Suppose I have the following code in javascript, which interacts with a HTML canvas:

function draw(){
    canvas.width = canvas.width
    canvas.style.backgroundColor = 'red'
    alert('drawn')
}

function wait(){
    alert('waiting')
    while (true){
    }
}

function call(){
    draw()
    wait()
}

and then I call the function call() . What I'd expect to happen is that the function should call draw() , turning the canvas red, and then calling wait() and stalling. And indeed, the window alerts "drawn" and "waiting" as expected. However, the canvas doesn't turn red until the function wait() ends. (which, in this case will never happen).
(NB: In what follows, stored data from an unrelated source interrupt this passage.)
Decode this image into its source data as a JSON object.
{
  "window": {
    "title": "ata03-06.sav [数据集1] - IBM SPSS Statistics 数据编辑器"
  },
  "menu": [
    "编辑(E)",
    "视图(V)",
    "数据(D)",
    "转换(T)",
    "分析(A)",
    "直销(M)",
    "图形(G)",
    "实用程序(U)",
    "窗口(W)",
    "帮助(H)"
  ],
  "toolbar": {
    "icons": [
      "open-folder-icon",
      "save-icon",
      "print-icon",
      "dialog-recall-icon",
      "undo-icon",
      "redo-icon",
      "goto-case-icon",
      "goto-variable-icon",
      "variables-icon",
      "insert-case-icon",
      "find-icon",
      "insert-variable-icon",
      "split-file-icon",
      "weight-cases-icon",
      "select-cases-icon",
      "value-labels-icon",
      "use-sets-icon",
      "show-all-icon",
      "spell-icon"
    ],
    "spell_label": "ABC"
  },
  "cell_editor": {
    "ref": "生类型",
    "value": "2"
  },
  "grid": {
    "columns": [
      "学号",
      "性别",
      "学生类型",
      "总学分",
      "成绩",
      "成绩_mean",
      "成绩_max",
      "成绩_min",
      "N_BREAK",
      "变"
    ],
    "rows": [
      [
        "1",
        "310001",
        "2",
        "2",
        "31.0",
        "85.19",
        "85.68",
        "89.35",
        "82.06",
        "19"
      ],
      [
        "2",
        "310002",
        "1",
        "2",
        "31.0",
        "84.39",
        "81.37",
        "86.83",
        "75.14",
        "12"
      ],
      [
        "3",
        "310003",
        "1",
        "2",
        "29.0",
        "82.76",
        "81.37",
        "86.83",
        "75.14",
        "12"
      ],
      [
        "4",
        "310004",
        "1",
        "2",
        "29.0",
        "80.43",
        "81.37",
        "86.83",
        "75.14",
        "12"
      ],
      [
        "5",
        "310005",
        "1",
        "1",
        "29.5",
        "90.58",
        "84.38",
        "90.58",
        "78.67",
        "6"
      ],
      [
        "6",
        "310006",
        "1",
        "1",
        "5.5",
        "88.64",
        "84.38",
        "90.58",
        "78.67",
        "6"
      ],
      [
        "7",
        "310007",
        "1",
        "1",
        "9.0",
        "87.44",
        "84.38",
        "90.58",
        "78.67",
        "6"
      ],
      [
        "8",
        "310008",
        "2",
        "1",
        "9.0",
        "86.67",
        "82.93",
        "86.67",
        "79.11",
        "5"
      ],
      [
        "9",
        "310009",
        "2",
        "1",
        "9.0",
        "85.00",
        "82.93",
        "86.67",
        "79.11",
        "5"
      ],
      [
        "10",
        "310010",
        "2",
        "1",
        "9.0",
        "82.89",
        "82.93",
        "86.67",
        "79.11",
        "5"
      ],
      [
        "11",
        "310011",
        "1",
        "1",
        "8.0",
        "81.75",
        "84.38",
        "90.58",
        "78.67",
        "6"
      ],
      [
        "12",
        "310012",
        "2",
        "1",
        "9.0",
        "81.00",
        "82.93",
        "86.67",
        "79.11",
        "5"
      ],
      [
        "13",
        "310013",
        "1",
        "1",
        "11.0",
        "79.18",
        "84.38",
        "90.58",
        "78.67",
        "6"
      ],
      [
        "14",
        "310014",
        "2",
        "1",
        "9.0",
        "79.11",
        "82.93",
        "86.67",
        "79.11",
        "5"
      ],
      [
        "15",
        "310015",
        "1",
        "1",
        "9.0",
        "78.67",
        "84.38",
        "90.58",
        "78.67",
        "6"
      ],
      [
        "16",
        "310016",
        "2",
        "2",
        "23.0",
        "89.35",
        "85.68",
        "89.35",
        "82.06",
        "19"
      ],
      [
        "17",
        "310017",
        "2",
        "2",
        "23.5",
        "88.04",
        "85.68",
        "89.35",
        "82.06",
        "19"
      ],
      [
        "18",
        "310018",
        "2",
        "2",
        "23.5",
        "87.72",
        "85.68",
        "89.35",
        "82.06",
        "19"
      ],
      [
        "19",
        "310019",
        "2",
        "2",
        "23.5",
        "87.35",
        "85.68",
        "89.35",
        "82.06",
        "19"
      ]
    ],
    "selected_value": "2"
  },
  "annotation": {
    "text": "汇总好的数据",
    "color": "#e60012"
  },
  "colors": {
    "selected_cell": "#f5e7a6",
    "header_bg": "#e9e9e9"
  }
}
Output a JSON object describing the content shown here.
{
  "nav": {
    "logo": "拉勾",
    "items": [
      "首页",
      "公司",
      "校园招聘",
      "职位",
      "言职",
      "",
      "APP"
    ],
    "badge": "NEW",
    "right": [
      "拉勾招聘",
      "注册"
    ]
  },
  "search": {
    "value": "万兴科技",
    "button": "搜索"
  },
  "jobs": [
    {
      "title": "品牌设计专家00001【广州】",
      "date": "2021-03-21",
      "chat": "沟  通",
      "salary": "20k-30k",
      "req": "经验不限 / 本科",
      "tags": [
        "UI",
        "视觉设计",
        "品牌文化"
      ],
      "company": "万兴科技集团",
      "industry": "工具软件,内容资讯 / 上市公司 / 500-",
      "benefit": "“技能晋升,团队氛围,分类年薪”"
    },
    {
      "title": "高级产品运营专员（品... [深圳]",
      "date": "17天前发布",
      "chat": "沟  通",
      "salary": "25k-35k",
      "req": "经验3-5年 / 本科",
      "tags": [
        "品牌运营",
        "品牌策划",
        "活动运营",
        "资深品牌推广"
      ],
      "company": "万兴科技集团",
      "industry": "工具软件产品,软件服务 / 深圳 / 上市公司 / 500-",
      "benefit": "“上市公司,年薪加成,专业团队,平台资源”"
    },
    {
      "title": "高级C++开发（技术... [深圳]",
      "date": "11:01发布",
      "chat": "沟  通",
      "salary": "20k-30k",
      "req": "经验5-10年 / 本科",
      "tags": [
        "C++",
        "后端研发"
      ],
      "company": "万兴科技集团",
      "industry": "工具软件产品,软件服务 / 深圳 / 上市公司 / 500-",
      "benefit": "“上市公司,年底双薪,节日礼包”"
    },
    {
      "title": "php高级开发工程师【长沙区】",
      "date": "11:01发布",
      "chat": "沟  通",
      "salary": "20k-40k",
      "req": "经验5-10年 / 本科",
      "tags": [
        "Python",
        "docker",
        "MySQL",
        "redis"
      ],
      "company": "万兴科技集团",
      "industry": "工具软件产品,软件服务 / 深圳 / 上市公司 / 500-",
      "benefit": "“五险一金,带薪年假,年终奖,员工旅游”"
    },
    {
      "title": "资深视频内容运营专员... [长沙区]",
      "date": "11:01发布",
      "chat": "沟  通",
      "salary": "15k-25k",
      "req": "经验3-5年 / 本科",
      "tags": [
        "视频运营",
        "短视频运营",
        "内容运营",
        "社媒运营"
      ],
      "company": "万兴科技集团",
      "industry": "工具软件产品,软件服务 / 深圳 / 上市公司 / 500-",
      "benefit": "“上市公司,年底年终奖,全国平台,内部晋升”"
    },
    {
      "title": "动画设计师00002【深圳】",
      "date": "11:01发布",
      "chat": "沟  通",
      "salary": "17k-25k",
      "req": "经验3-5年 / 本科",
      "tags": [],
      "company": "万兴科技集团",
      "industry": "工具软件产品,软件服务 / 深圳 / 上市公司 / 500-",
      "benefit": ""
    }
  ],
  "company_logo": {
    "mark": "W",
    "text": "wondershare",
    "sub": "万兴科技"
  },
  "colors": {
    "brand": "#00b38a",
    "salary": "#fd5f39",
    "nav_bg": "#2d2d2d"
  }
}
Why does the canvas lag like this, and, supposing that my wait() function were instead some function that takes a few seconds to execute, how can I get the canvas to fully update in the draw() function before going on to the wait() function?

The function wait will never exit.

function wait(){  
    while (true){  // infinite loop will never exit
    }
}

Maybe you want something like.

setTimeout(waitFunction,0); // call the waitFunction in 0ms

This will make the red canvas appear because you you have exited the current execution allowing for the canvas back buffer to be display. This only happens when there is no javascript running. Even if it is just 0ms it still tells the browser you have finished painting to a DOM element and you would like the results seen.